Iklan - Geser ke atas untuk melanjutkan.

Bantu Petani, Balitbang Badung Kembangkan Aplikasi “Tanaman Berbicara”

Bali Tribune / TAMARA- Aplikasi TAMARA berfungsi untuk memudahkan pengguna dalam melakukan monitoring pada tanaman dimana pengguna dapat melakukannya dari jarak yang jauh hanya dengan jaringan internet.

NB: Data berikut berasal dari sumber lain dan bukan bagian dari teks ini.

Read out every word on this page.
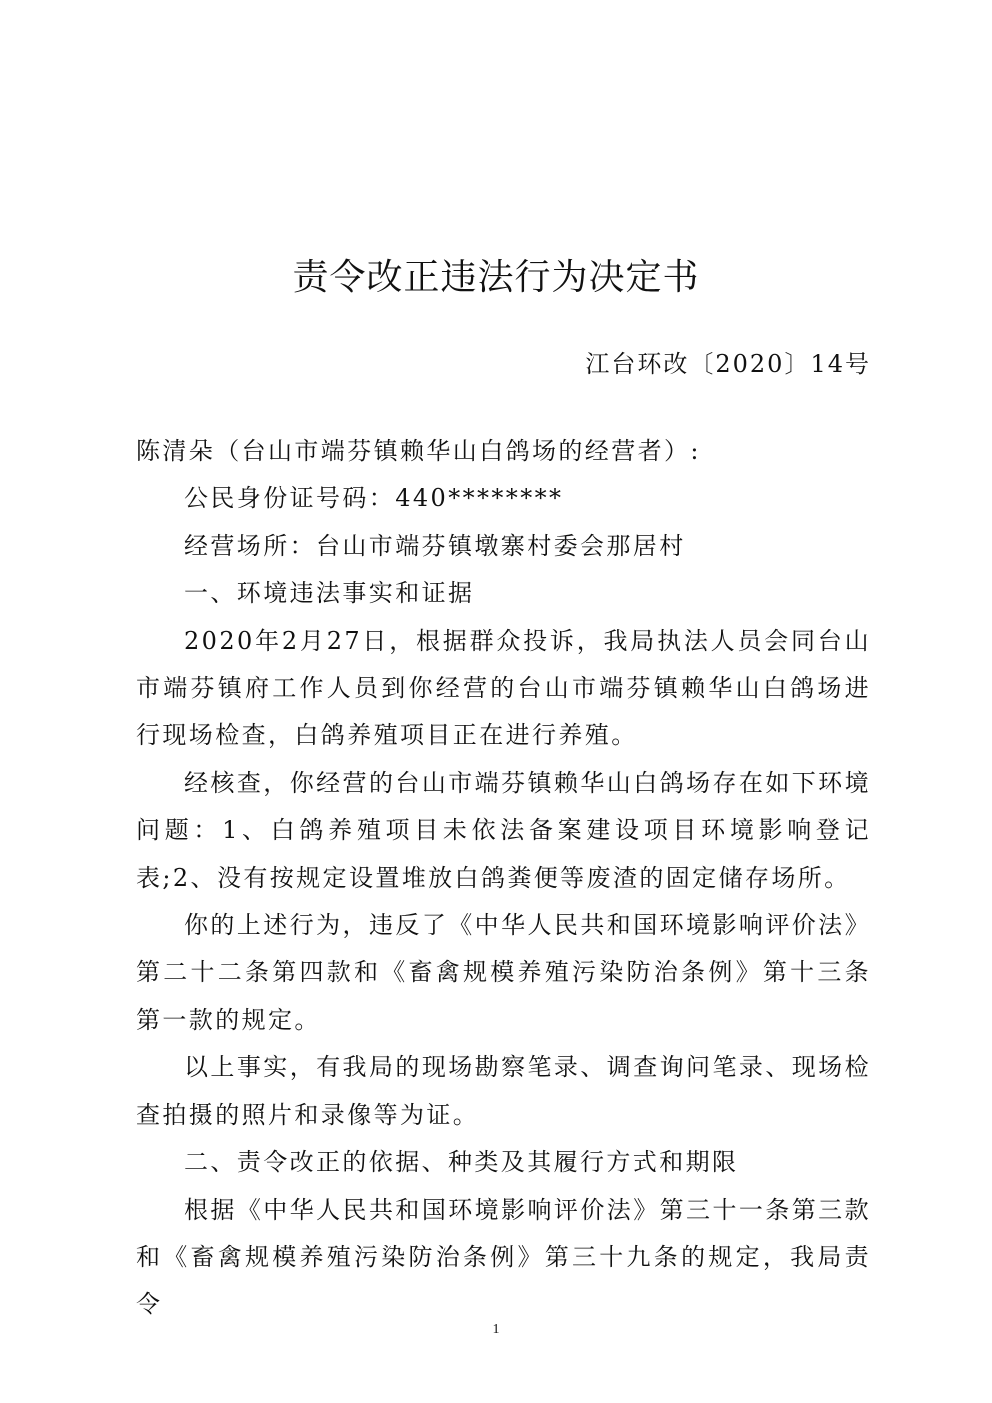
责令改正违法行为决定书

江台环改〔2020〕14号

陈清朵（台山市端芬镇赖华山白鸽场的经营者）:

公民身份证号码：440********

经营场所：台山市端芬镇墩寨村委会那居村

一、环境违法事实和证据

2020年2月27日，根据群众投诉，我局执法人员会同台山市端芬镇府工作人员到你经营的台山市端芬镇赖华山白鸽场进行现场检查，白鸽养殖项目正在进行养殖。

经核查，你经营的台山市端芬镇赖华山白鸽场存在如下环境问题：1、白鸽养殖项目未依法备案建设项目环境影响登记表;2、没有按规定设置堆放白鸽粪便等废渣的固定储存场所。

你的上述行为，违反了《中华人民共和国环境影响评价法》第二十二条第四款和《畜禽规模养殖污染防治条例》第十三条第一款的规定。

以上事实，有我局的现场勘察笔录、调查询问笔录、现场检查拍摄的照片和录像等为证。

二、责令改正的依据、种类及其履行方式和期限

根据《中华人民共和国环境影响评价法》第三十一条第三款和《畜禽规模养殖污染防治条例》第三十九条的规定，我局责令

1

balitribune.co.id | Mangupura - Musim kemarau para petani yang ingin tetap bercocok tanam harus mengeluarkan tenaga dan biaya ekstra melakukan penyiraman secara manual dan memantau kualitas tanah agar tanamannya bisa tumbuh subur. Selain itu, dalam bidang pertanian, petani tidak bisa hanya mengandalkan tenaga tetapi juga diperlukan pemikiran yang cerdas dan kreatif untuk dapat memaksimalkan hasil pertanian tersebut.
 
Untuk mengatasi kendala tersebut diperlukan suatu terobosan terbaru untuk membantu petani agar lebih mudah memantau kondisi tanamannya. Terobosan tersebut pun dilakukan oleh Badan Penelitian dan Pengembangan Kabupaten Badung. Sebagai badan yang membidangi perkembangan teknologi dan inovasidi Kabupaten yang berlambang keris ini, Balitbang merancang suatu teknologi untuk membantu petani menjaga kualitas varietas pertaniannya.
 
Inovasi teknologi pertanian ini disebut dengan istilah ‘TAMAR’ atau Tanaman Berbicara. 
 
Kepala Balitbang Kabupaten Badung, I Wayan Suambara didampingi Kepala Bidang Pengembangan Teknologi dan Inovasi (PIT) Balitbang, I Komang Suantara menjelaskan,  TAMARA ini adalah teknologi pertanian yang dikembangkan menggunakan basis Internet of Things (IoT). “TAMARA didesain untuk mengukur tingkat kelembaban tanah, intensitas cahaya, suhu, unsur hara dari lahan pertanian menggunakan deteksi sensor. TAMARA akan memantau kondisi tanaman setiap saatnya. Apabila kondisi tanah kering maka TAMARA akan secara otomatis berfungsi menyiram tanaman untuk menjaga kelembabannya, demikian juga apabila tanaman kekurangan unsur hara maka aplikasi TAMARA akan secara langung menebar pupuk untuk menjaga kestabilan unsur hara tanaman. Alat ini memiliki tiga fungsi yaitu Observing System, Analyze System dan Text-to-Speech System. Ketiga fitur ini membantu petani untuk memantau, menganalisis dan berbicara dengan tanaman mereka,”ujarnya saat dihubungi, Selasa (27/12).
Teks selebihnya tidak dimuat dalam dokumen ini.